A lawyer for Kathie Durst’s family said they were still processing the news of the indictment and would speak more about the matter in the coming days.
Kathie Durst’s 1982 disappearance garnered renewed public interest after HBO aired a documentary in 2015 in which the eccentric Durst appeared to admit killing people, stepping off camera and muttering to himself on a live microphone: “Killed them all, of course.”
The grand jury that indicted Durst kept meeting and hearing witnesses even after State Police Investigator Joseph Becerra filed a criminal complaint in a town court in Lewisboro, New York, on Oct. 19 charging Durst with second-degree murder. He had never previously been charged in her disappearance.

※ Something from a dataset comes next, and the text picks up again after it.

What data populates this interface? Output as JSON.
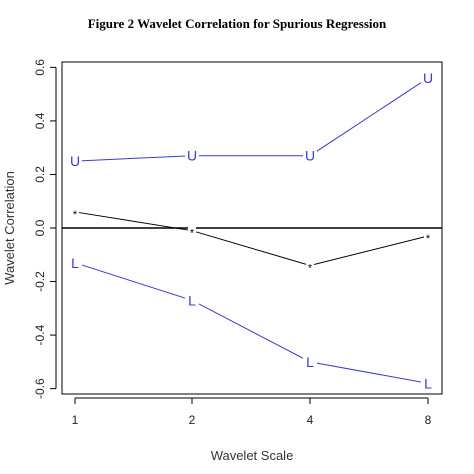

Such filings are often seen as a first step in the criminal process because, in New York, all felony cases require a grand jury indictment to proceed to trial unless a defendant waives that requirement.
Kathie Durst was 29 and in her final months of medical school when she was last seen. She and Robert Durst, who was 38 at the time, had been married nearly nine years and were living in South Salem, a community in Lewisboro. Her body was never found. Robert Durst divorced her in 1990 citing abandonment. At the request of her family, she was declared legally dead in 2017.
Robert Durst’s behavior became increasingly erratic as investigators made several attempts over the years to close the case. In 1999, authorities searched a lake and the couple’s home but turned up little evidence, with Becerra equating the search to “a needle in a haystack.”
In December 2000, Durst shot and killed his best friend, Susan Berman, as she was preparing to tell police about her involvement in Kathie Durst’s death. She had told friends she provided a phony alibi for him after his wife vanished, prosecutors said.
Durst was convicted in September of killing Berman. Afterward, Los Angeles prosecutor John Lewin described him as a “narcissistic psychopath,” saying Durst “killed his wife and then he had to keep killing to cover it up.”
After Berman’s death, Durst went into hiding, disguising himself as a mute woman living in a cheap apartment in Galveston, Texas. There, he killed a neighbor, chopped up his body and tossed it out to sea. Durst claimed self-defense — that he and Black were struggling for control of a gun — and was acquitted. He was convicted of destroying evidence for discarding the body parts.
Durst was also sentenced in 2016 to over seven years in prison after pleading guilty to a federal weapons charge stemming from a 2015 arrest in New Orleans.
Robert Durst’s family owns more than 16 million square feet of real estate in New York and Philadelphia, including a 10% stake in One World Trade Center, the Manhattan skyscraper formerly known as the Freedom Tower. Family members bought out Robert Durst’s stake in the business for $65 million in 2006.
In the 2015 HBO documentary The Jinx: The Life and Deaths of Robert Durst, Durst appeared to admit killing people and admitted he made up details about what happened the night she disappeared because he was “hoping that would just make everything go away.”
Durst, who has numerous medical issues, sat in a wheelchair for much of the California trial and sentencing hearing. He read his lawyer’s questions from a tablet giving live transcriptions because he struggles with hearing.
Durst, testifying in the Los Angeles trial in August, denied killing Kathie Durst. After her medical school called to report that she hadn’t been going to class, he said he figured she was “out someplace having fun” and suggested that perhaps drug use was to blame.
“It hadn’t occurred to me that anything had happened to her,” Durst said, speaking slowly in a strained, raspy voice. “It was more like: What had Kathie done to Kathie?”